Cytopenias are a major risk factor particularly thrombocytopenia in HIV infection, heart disease, and cancer. Hematopoietic abnormalities such as its inhibition leads to, or cause, multiple cytopenias in HIV infected individuals with thrombocytopenia emerging as a major risk factor for morbidity and mortality and even more so in patients also suffering from heart conditions.

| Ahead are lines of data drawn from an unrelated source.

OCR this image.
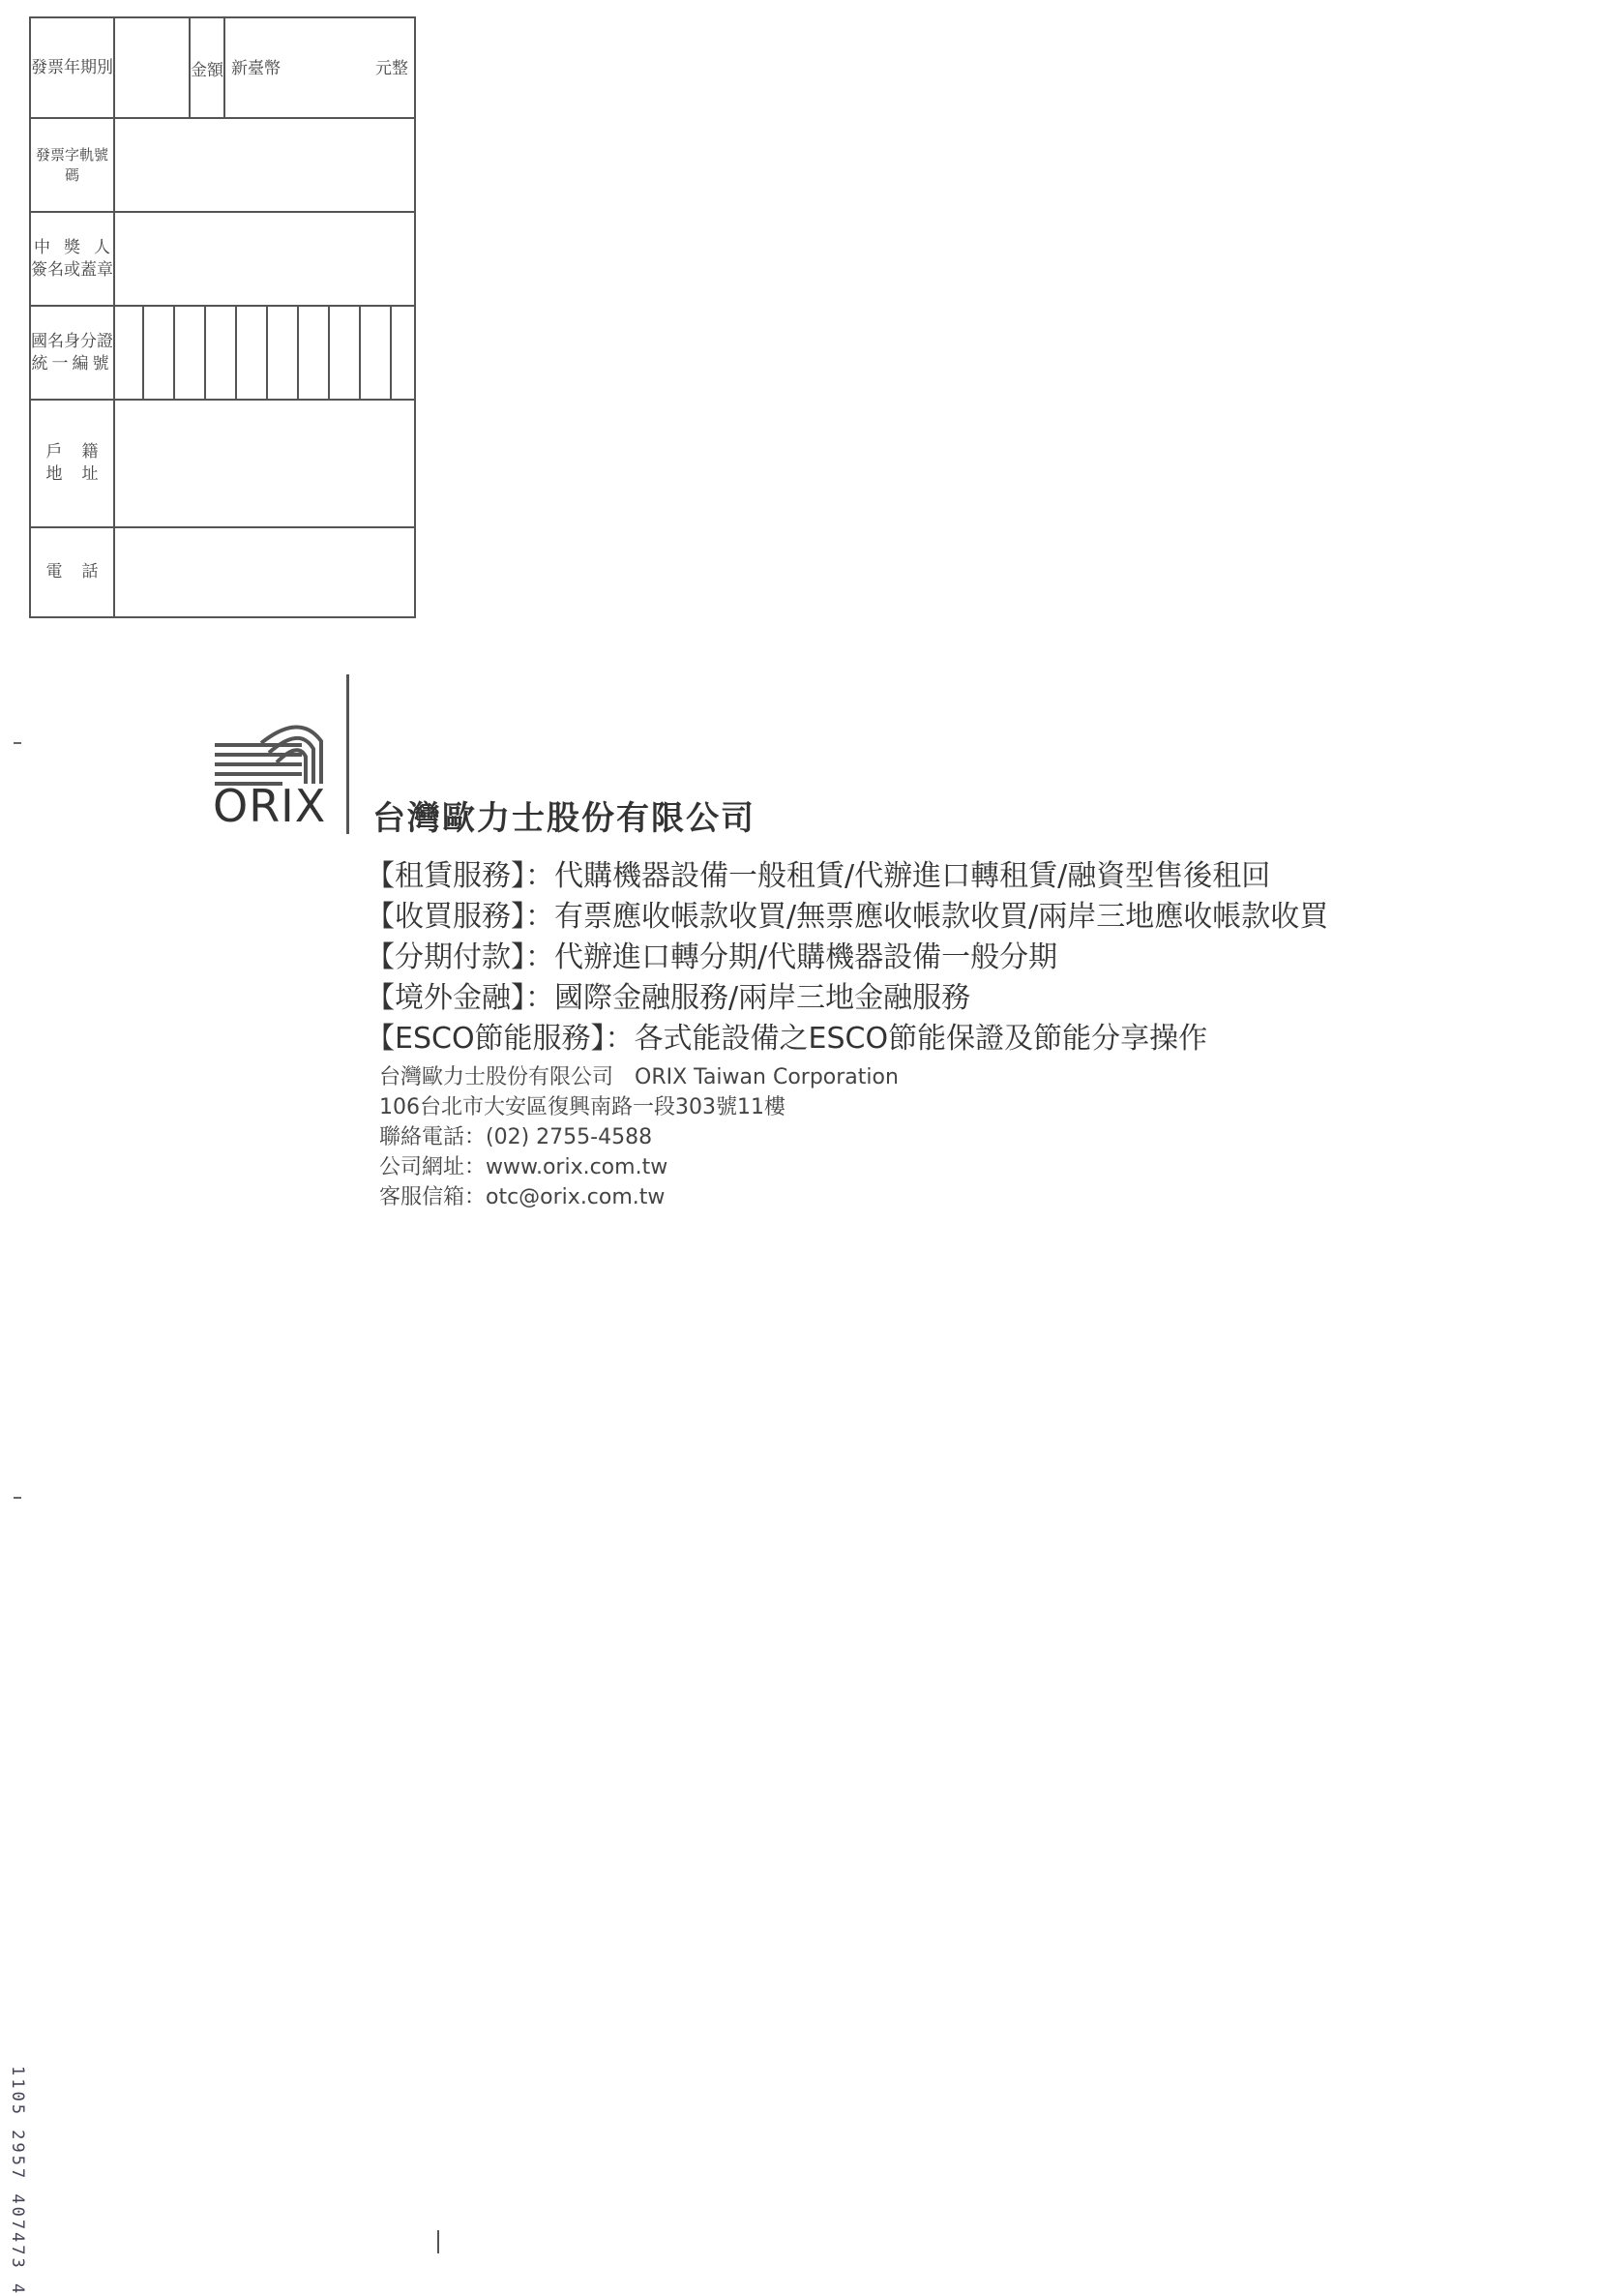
發票年期別	金額 新臺幣	元整
發票字軌號碼
中獎人
簽名或蓋章
國名身分證
統一編號
戶籍
地址
電話
ORIX 台灣歐力士股份有限公司
【租賃服務】：代購機器設備一般租賃/代辦進口轉租賃/融資型售後租回
【收買服務】：有票應收帳款收買/無票應收帳款收買/兩岸三地應收帳款收買
【分期付款】：代辦進口轉分期/代購機器設備一般分期
【境外金融】：國際金融服務/兩岸三地金融服務
【ESCO節能服務】：各式能設備之ESCO節能保證及節能分享操作
台灣歐力士股份有限公司　ORIX Taiwan Corporation
106台北市大安區復興南路一段303號11樓
聯絡電話：(02) 2755-4588
公司網址：www.orix.com.tw
客服信箱：otc@orix.com.tw
1105 2957 407473 4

Thrombocytopenia is also a major risk factor in cancer patients undergoing chemotherapy. In HIV infected patients, cytopenias are not just caused by infection but are also induced due to prolonged antiretroviral therapy and thus can play a synergistic role. We will investigate herein the mechanisms of inhibition of stem cell differentiation into hematopoietic lineages in vivo.
The mechanisms of hematopoietic inhibition are poorly understood. We use the severe combined immunodeficient mouse cotransplanted with human fetal thymus and liver tissues (SCID-hu) wherein this conjoint hematopoietic organ that develops, to investigate the mechanisms and therapies for inhibition of stem cell differentiation. We have previously shown using this model system that HIV-1 infection inhibits multilineage CD34+ hematopoietic progenitor stem cell differentiation in an indirect manner independent of infection of CD34+ cells in vivo. Furthermore, as a therapeutic strategy this SCID-hu reconstitution model system offers the utilization of either CD34+ cells or even their precursor embryonic stem cells to provide a continuing source of the HSC for alleviation of chronic cytopenias in affected patients. It is hoped that the expected enhancement of stem cell differentiation into multilineage hematopoiesis will aid in decrease of cytopenias in general and thrombocytopenia in particular, in heart disease and cancer therapy.
This model system is also adapted for systemic reconstitution of the stem cells for self-renewal and differentiation to overcome cytopenias. The model will also be tested for the first time to determine if the embryonic stem cell lines such as H1 or H9 will spontaneously or in a directed manner, differentiate into hematopoietic lineages in vivo. In such an event, a greater supply of hematopoietic progenitors will be available to combat cytopenias in vivo. Thus this project involves a combination of mechanistic and therapeutic studies on cytopenias arising from inhibition of stem cell differentiation in vivo.
The loss of cells in blood (cytopenias) traces their origin to stem cells. This is a general undesirable clinical phenomenon that occurs in various parts of the world including United States either due to natural bodily abnormalities arising from environmental hazards, or from clinical therapies. It has recently been reported in the local newspaper (The San Diego Union-Tribune) that anemia is widely prevalent in San Diego and attributable to environmental factors or causes. Moreover, large cities in California such as San Francisco and Los Angeles have high incidence of HIV infection and both infection and the drugs used in their antiretroviral therapies cause anemia, leucopenia, granulocytopenia and other cytopenias.
Thus for undetermined environmental reasons, the inhabitants of San Diego are vulnerable at least one of the cytopenias, anemia, loss of red blood cells or erythrocytes and hence decreased binding of hemoglobin or availability of iron stores. Cytopenias are a major risk for morbidity and mortality which is particularly the case with thrombocytopenia as it occurs in heart disease. Patients undergoing heart surgery are highly vulnerable to mortality due to thrombocytopenia.
Therefore the studies that we propose are highly beneficial to addressing some of these pressing health issues of California. While certain forms of cytopenias may respond to simpler therapies, it is not clear if the therapy or drug(s) usage can be temporary. Chronic cytopenias may require prolonged or sustained therapeutic interventions and this can be a complicating factor if the patient is also suffering from other clinical conditions. In an extreme case, this complicating factor can even be HIV infection and contributing to greater risk of cytopenias. Or else, it can be a malignancy and that even requires treatment for neutropenia while undergoing autologous stem cell transplantation.
Success in this investigation can produce tremendous benefits to patients suffering from chronic or acute cytopenias and can be life saving in treatments and surgeries or transplantation. Understanding the mechanisms of cytopenias that occur under different conditions will help develop therapies that are tailored to the mode of induction of cytopenias in an individual. We strongly believe that since the origins of cytopenias lie in stem cells so do their therapies.